The other worry is that there were, in fact, real concerns about the entire campaign that have scarcely been addressed. While the media hold conferences on university campuses about the morality of using embedded reporters, they have simply refused to discuss the real ethical crisis of the reporting of the war: that dozens of Western journalists sent censored news accounts from Baghdad in the months preceding the conflict and in fact during the actual fighting. Unbeknownst to us, their dispatches always were monitored carefully by “minders” and transmitted only through pay-offs and blackmail. None of this was known at the time–leading to the absurdity that on the day Baghdad fell journalists suddenly came clean over uncensored mikes, as if to say, “Oh, by the way, everything I sent out to you the last two months was sort of censored by the Iraqi Ministry of Information.”
So here we are a year later. We fuss about the WMD “myth”; enemies scramble over its reality. We talk of our theft of third-world resources–and pay more for gas than ever before while the price of Iraq’s national treasure soars. We worry that we are too involved abroad; those in Europe, Afghanistan, and Iraq claim there are not enough of us over there.
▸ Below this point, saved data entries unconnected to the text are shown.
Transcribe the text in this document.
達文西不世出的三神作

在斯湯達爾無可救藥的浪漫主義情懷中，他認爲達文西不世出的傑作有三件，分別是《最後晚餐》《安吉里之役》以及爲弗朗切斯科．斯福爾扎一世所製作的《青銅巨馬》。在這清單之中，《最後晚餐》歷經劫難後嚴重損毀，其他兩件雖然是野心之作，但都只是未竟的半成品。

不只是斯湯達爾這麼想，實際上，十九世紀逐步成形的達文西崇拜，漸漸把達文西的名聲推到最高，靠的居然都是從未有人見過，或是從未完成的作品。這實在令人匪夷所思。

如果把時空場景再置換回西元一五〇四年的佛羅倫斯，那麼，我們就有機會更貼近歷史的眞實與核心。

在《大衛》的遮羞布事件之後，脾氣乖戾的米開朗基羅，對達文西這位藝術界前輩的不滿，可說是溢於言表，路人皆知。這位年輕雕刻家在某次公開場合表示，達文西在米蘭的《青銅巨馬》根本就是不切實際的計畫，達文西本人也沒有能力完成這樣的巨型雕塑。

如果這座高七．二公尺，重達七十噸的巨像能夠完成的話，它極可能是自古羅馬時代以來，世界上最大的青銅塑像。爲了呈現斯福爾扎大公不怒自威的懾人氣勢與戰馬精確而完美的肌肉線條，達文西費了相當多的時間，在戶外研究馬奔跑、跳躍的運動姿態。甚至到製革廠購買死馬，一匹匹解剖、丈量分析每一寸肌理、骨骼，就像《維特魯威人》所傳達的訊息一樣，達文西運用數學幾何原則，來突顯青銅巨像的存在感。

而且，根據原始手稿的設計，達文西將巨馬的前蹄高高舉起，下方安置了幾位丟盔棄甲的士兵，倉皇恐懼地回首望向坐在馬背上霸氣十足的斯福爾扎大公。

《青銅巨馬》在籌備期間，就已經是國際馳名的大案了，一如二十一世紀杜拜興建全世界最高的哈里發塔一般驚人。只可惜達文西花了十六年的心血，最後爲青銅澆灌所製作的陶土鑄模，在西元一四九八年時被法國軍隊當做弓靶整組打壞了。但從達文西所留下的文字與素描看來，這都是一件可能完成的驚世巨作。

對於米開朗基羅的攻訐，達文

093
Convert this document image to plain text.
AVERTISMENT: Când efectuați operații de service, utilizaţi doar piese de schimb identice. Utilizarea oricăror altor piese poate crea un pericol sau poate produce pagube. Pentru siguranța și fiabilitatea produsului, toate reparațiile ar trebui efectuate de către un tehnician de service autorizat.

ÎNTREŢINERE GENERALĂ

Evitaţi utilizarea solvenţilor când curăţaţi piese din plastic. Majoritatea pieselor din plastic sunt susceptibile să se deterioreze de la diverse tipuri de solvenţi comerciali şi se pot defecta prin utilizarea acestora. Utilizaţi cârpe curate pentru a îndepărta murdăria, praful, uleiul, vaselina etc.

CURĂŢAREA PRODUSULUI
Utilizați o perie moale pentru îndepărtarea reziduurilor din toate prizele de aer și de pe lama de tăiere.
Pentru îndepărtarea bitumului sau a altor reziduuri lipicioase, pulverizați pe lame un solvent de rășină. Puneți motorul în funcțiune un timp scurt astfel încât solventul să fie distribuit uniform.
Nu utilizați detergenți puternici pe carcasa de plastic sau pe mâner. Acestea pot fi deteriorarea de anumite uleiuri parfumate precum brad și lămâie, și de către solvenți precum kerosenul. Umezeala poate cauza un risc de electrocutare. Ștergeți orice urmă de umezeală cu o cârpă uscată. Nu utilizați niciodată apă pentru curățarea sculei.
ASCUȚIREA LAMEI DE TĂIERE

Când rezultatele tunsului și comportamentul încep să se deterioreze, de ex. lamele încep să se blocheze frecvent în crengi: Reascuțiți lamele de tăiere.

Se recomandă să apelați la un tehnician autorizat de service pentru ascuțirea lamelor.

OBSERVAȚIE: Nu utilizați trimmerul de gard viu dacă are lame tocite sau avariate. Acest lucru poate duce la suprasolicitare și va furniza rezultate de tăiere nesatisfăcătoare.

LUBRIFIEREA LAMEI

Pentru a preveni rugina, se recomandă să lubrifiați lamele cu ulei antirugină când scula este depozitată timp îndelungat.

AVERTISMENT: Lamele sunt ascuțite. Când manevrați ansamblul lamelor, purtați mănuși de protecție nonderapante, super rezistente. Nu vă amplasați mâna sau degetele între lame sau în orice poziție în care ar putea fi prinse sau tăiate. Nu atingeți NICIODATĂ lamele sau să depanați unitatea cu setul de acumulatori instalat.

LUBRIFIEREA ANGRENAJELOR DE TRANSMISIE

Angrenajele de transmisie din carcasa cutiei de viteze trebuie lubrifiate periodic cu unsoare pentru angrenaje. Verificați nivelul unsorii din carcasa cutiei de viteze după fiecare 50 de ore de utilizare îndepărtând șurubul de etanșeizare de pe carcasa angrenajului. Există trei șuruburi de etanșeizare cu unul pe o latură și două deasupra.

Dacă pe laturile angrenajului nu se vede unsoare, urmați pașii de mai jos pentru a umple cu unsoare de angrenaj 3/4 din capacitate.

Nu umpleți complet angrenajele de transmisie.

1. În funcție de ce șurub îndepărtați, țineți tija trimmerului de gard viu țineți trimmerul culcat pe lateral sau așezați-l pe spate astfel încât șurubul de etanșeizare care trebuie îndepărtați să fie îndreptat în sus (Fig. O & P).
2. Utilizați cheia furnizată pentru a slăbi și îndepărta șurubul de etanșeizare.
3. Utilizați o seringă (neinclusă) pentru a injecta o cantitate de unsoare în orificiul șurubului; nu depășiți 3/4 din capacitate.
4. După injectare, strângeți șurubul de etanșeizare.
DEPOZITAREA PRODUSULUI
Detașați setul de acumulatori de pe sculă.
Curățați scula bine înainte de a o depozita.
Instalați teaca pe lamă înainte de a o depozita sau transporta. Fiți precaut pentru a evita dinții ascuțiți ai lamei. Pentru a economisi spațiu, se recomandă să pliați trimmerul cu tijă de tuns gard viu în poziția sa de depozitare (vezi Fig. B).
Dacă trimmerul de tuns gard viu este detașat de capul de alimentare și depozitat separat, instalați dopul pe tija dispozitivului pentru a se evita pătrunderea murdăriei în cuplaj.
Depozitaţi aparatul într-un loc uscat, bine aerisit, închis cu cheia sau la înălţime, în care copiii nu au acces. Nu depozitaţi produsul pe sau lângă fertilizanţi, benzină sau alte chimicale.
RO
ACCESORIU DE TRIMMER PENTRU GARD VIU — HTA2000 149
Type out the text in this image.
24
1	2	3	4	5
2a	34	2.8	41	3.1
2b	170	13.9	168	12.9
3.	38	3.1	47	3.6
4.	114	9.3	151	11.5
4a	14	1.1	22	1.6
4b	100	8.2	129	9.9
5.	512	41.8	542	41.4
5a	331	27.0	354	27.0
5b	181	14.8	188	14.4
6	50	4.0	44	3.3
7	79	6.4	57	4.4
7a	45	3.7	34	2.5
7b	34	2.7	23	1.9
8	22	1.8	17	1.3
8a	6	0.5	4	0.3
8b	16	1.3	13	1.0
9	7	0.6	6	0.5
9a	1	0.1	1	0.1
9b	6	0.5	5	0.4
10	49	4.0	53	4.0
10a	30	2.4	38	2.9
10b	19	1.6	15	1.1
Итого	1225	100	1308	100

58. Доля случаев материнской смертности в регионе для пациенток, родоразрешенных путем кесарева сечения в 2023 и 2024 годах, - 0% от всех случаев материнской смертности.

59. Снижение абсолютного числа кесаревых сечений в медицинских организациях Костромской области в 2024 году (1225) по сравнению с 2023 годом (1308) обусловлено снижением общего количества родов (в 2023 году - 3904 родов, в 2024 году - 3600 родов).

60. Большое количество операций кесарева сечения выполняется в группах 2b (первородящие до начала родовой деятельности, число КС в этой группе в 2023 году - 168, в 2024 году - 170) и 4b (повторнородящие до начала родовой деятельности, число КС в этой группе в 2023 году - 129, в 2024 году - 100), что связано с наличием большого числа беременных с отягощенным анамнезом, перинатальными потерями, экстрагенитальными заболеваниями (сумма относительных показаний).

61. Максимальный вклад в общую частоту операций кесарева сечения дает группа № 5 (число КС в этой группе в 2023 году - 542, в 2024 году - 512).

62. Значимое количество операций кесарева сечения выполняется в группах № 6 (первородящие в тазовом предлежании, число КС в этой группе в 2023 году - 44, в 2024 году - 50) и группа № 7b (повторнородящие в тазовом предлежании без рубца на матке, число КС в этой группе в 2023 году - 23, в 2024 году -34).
And we scream at each other that we are not liked, even as those overseas express new respect for us.
No wonder, when asked for specific follow-ups about his general criticisms of the Iraqi war in a recent Time magazine interview, a resolute Kerry variously prevaricated, “I didn’t say that,” “I can’t tell you,” “It’s possible,” “It’s not a certainty,” “If I had known,” “No, I think you can still–wait, no. You can’t–that’s not a fair question and I’ll tell you why,”–employing the entire idiom and vocabulary of those who are angry about Bush’s removal of Saddam, but neither know quite why nor what they would do differently.